SEF Market Share Ex Compression Trading
With a record month in March topping off a record quarter for volumes, it’s been a great start to 2015 for the industry. However, as Amir looked at, not all volumes are born equal. Therefore, let’s remember that Compression List trading is here to stay but that it can also artificially inflate the picture of “real” liquidity out there. Whilst these modes of trading remain highly useful, they are more akin to portfolio maintenance than true liquidity provision. Therefore, this month let’s look at SEF Market Share excluding Compression List Trading volumes.
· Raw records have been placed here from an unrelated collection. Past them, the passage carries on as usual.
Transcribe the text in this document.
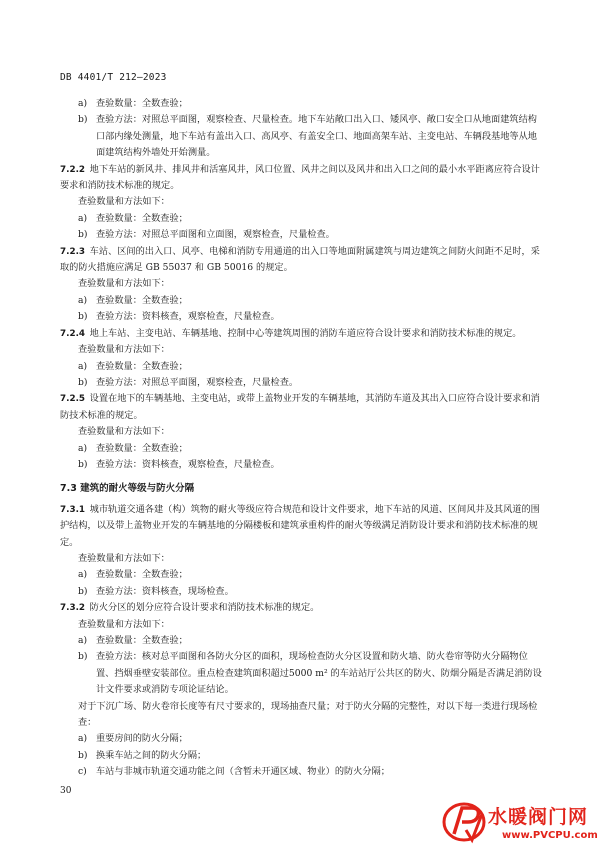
DB 4401/T 212—2023
a) 查验数量：全数查验；
b) 查验方法：对照总平面图，观察检查、尺量检查。地下车站敞口出入口、矮风亭、敞口安全口从地面建筑结构口部内缘处测量，地下车站有盖出入口、高风亭、有盖安全口、地面高架车站、主变电站、车辆段基地等从地面建筑结构外墙处开始测量。
7.2.2 地下车站的新风井、排风井和活塞风井，风口位置、风井之间以及风井和出入口之间的最小水平距离应符合设计要求和消防技术标准的规定。
查验数量和方法如下：
a) 查验数量：全数查验；
b) 查验方法：对照总平面图和立面图，观察检查，尺量检查。
7.2.3 车站、区间的出入口、风亭、电梯和消防专用通道的出入口等地面附属建筑与周边建筑之间防火间距不足时，采取的防火措施应满足 GB 55037 和 GB 50016 的规定。
查验数量和方法如下：
a) 查验数量：全数查验；
b) 查验方法：资料核查，观察检查，尺量检查。
7.2.4 地上车站、主变电站、车辆基地、控制中心等建筑周围的消防车道应符合设计要求和消防技术标准的规定。
查验数量和方法如下：
a) 查验数量：全数查验；
b) 查验方法：对照总平面图，观察检查，尺量检查。
7.2.5 设置在地下的车辆基地、主变电站，或带上盖物业开发的车辆基地，其消防车道及其出入口应符合设计要求和消防技术标准的规定。
查验数量和方法如下：
a) 查验数量：全数查验；
b) 查验方法：资料核查，观察检查，尺量检查。
7.3 建筑的耐火等级与防火分隔
7.3.1 城市轨道交通各建（构）筑物的耐火等级应符合规范和设计文件要求，地下车站的风道、区间风井及其风道的围护结构，以及带上盖物业开发的车辆基地的分隔楼板和建筑承重构件的耐火等级满足消防设计要求和消防技术标准的规定。
查验数量和方法如下：
a) 查验数量：全数查验；
b) 查验方法：资料核查，现场检查。
7.3.2 防火分区的划分应符合设计要求和消防技术标准的规定。
查验数量和方法如下：
a) 查验数量：全数查验；
b) 查验方法：核对总平面图和各防火分区的面积，现场检查防火分区设置和防火墙、防火卷帘等防火分隔物位置、挡烟垂壁安装部位。重点检查建筑面积超过5000 m² 的车站站厅公共区的防火、防烟分隔是否满足消防设计文件要求或消防专项论证结论。
对于下沉广场、防火卷帘长度等有尺寸要求的，现场抽查尺量；对于防火分隔的完整性，对以下每一类进行现场检查：
a) 重要房间的防火分隔；
b) 换乘车站之间的防火分隔；
c)	车站与非城市轨道交通功能之间（含暂未开通区域、物业）的防火分隔；
30
水暖阀门网
www.PVCPU.com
We also therefore exclude all FRA volumes as the vast majority of these are also transacted as portfolio maintenance.
Taking USD, EUR and GBP and looking at volumes in DV01 terms, we see the following for Q1 2015 in SEFView:
With a little data manipulation, we can subtract the known Compression volumes from these totals. Amir explains how in his Compression blog. In brief, we know that for BBG the real (uncapped) compression volumes are double what is reported to the SDRs, and we apply this same ratio to TrueEx volumes. We then assume that TradeWeb’s are 1.75 times. This gives us the following adjusted table:
- Bloomberg have a huge 30% market share of vanilla trading across USD, EUR and GBP markets.
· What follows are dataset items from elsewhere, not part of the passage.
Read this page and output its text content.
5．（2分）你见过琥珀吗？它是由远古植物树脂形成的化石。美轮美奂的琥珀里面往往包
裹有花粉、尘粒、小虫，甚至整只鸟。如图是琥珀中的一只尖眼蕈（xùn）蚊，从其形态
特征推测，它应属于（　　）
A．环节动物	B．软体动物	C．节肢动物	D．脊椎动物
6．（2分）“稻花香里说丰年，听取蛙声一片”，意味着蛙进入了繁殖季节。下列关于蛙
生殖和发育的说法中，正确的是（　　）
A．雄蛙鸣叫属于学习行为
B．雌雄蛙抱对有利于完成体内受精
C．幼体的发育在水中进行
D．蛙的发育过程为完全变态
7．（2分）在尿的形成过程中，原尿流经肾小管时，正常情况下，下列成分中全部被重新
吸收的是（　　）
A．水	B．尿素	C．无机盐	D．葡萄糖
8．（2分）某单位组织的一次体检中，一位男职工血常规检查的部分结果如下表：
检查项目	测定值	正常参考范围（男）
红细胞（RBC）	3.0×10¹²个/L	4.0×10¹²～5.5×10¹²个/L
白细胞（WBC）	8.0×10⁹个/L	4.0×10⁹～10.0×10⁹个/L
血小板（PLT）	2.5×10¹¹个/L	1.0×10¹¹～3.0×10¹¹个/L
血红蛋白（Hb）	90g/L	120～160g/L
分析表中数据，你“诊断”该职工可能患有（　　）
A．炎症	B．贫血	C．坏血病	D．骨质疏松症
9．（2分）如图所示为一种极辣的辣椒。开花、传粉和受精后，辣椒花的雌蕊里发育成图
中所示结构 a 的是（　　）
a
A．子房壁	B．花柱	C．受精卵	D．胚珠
- Tradeweb grab second place at 22%, despite over 31% of their volumes being compression related. As you can see from the above table, Tradeweb are actually in first place when Compression is included.
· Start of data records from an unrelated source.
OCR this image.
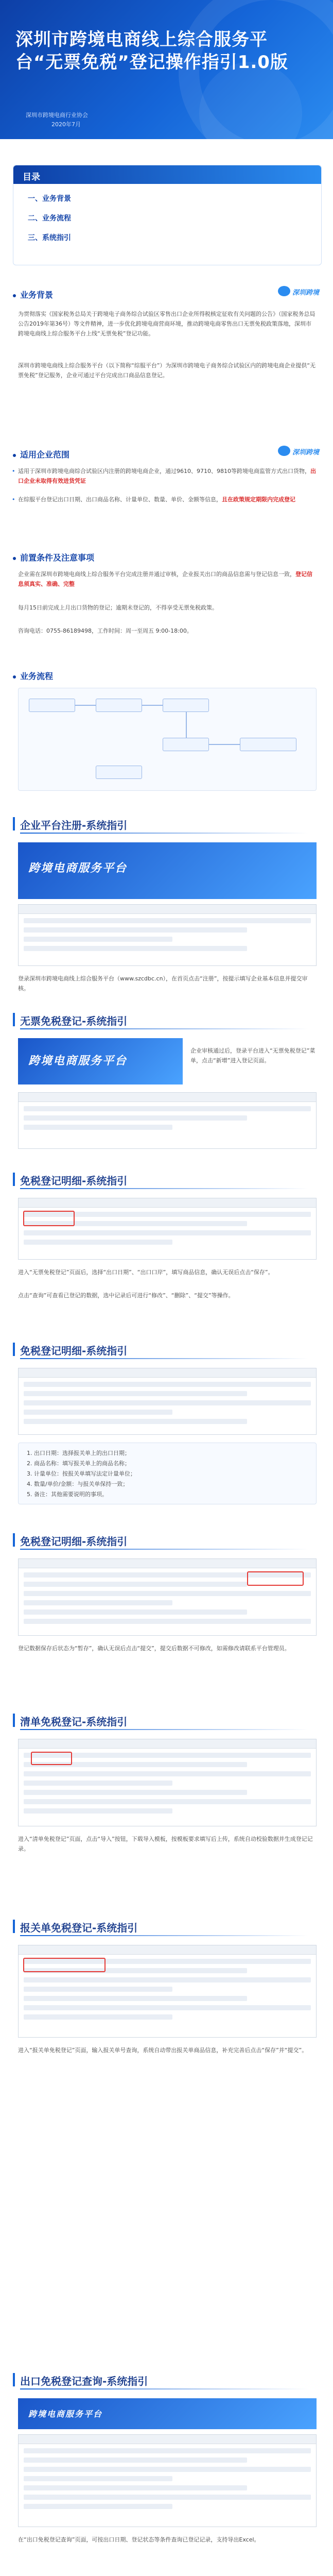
深圳市跨境电商线上综合服务平台“无票免税”登记操作指引1.0版
深圳市跨境电商行业协会
2020年7月
目录
一、业务背景
二、业务流程
三、系统指引
业务背景	深圳跨境
为贯彻落实《国家税务总局关于跨境电子商务综合试验区零售出口企业所得税核定征收有关问题的公告》（国家税务总局公告2019年第36号）等文件精神，进一步优化跨境电商营商环境，推动跨境电商零售出口无票免税政策落地，深圳市跨境电商线上综合服务平台上线“无票免税”登记功能。
深圳市跨境电商线上综合服务平台（以下简称“综服平台”）为深圳市跨境电子商务综合试验区内的跨境电商企业提供“无票免税”登记服务，企业可通过平台完成出口商品信息登记。
适用企业范围	深圳跨境
• 适用于深圳市跨境电商综合试验区内注册的跨境电商企业，通过9610、9710、9810等跨境电商监管方式出口货物，出口企业未取得有效进货凭证
• 在综服平台登记出口日期、出口商品名称、计量单位、数量、单价、金额等信息，且在政策规定期限内完成登记
前置条件及注意事项
企业需在深圳市跨境电商线上综合服务平台完成注册并通过审核，企业报关出口的商品信息需与登记信息一致，登记信息须真实、准确、完整
每月15日前完成上月出口货物的登记；逾期未登记的，不得享受无票免税政策。
咨询电话：0755-86189498，工作时间：周一至周五 9:00-18:00。
业务流程
企业平台注册-系统指引
跨境电商服务平台
登录深圳市跨境电商线上综合服务平台（www.szcdbc.cn），在首页点击“注册”，按提示填写企业基本信息并提交审核。
无票免税登记-系统指引
跨境电商服务平台
企业审核通过后，登录平台进入“无票免税登记”菜单，点击“新增”进入登记页面。
免税登记明细-系统指引
进入“无票免税登记”页面后，选择“出口日期”、“出口口岸”，填写商品信息，确认无误后点击“保存”。
点击“查询”可查看已登记的数据，选中记录后可进行“修改”、“删除”、“提交”等操作。
免税登记明细-系统指引
1. 出口日期：选择报关单上的出口日期；
2. 商品名称：填写报关单上的商品名称；
3. 计量单位：按报关单填写法定计量单位；
4. 数量/单价/金额：与报关单保持一致；
5. 备注：其他需要说明的事项。
免税登记明细-系统指引
登记数据保存后状态为“暂存”，确认无误后点击“提交”，提交后数据不可修改，如需修改请联系平台管理员。
清单免税登记-系统指引
进入“清单免税登记”页面，点击“导入”按钮，下载导入模板，按模板要求填写后上传，系统自动校验数据并生成登记记录。
报关单免税登记-系统指引
进入“报关单免税登记”页面，输入报关单号查询，系统自动带出报关单商品信息，补充完善后点击“保存”并“提交”。
出口免税登记查询-系统指引
跨境电商服务平台
在“出口免税登记查询”页面，可按出口日期、登记状态等条件查询已登记记录，支持导出Excel。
- Ex-Compression, Trads are in third place at 15% – conversely, thanks to their lack of presence in portfolio maintenance trading!
- The exclusion of portfolio-maintenance FRA matching systems sharply reduces ICAP’s market share from 23% to 14%.
- And unsurprisingly TrueEx are down to a 0% market share.
Overall, during Q1 2015 we found that over 14% of SEF Volumes were related to Compression List trading. This was on an upwards trajectory throughout the quarter, increasing from 10% to nearly 17% in March. Much of this additional volume has been captured both through changes in the workflow process and by new platforms (TrueEx) challenging the incumbents with innovative solutions. It therefore sometimes pays to take stock and look at which venues have the truest liquidity in the old-school sense of the word!
Whilst it’s nice to fit into everyone’s reporting cycles with a monthly review, it’s worth noting that all of this data is available on-demand and as near-as-damn-it in real-time. So sometimes it’s worth bearing in mind that just because two trades happened within the same month doesn’t necessarily mean they have any relation to each other. I’m therefore quite intrigued by the rolling time-series of volumes that we can create from the data instead. These can make it easier to gauge trends and hence spot any changes as they emerge.
For volumes, a rolling 20-day total shows a fairly constant picture throughout the month, that was towards the top-end of the run rate for the first quarter of 2015:
And going hand-in-hand with this we see a constant proportion of USD trades conducted on-SEF:
Tradeweb take the plaudits for the highest overall volumes during Q1 2015, with Bloomberg taking the number one spot if we exclude Compression List Trading volumes. As Amir highlighted in his January blog, innovation seems to be the way to win volumes for SEF venues in 2015.
Volumes continue to push higher, whilst volatility in underlying markets has subsided a touch. Compression continues to be a focus which can distort the liquidity picture on a SEF, but results in more efficient central clearing houses. Fortunately, Clarus data allows us to paint a true picture of liquidity and having more efficient CCPs is certainly a positive evolution for market structure.
For the industry as a whole, the proportion of trades conducted on-SEF was running above 60% for the whole month. March was therefore a very positive month. It’s fair to say that greater volumes and a greater proportion of trades are going across SEFs than ever before – and may it long continue!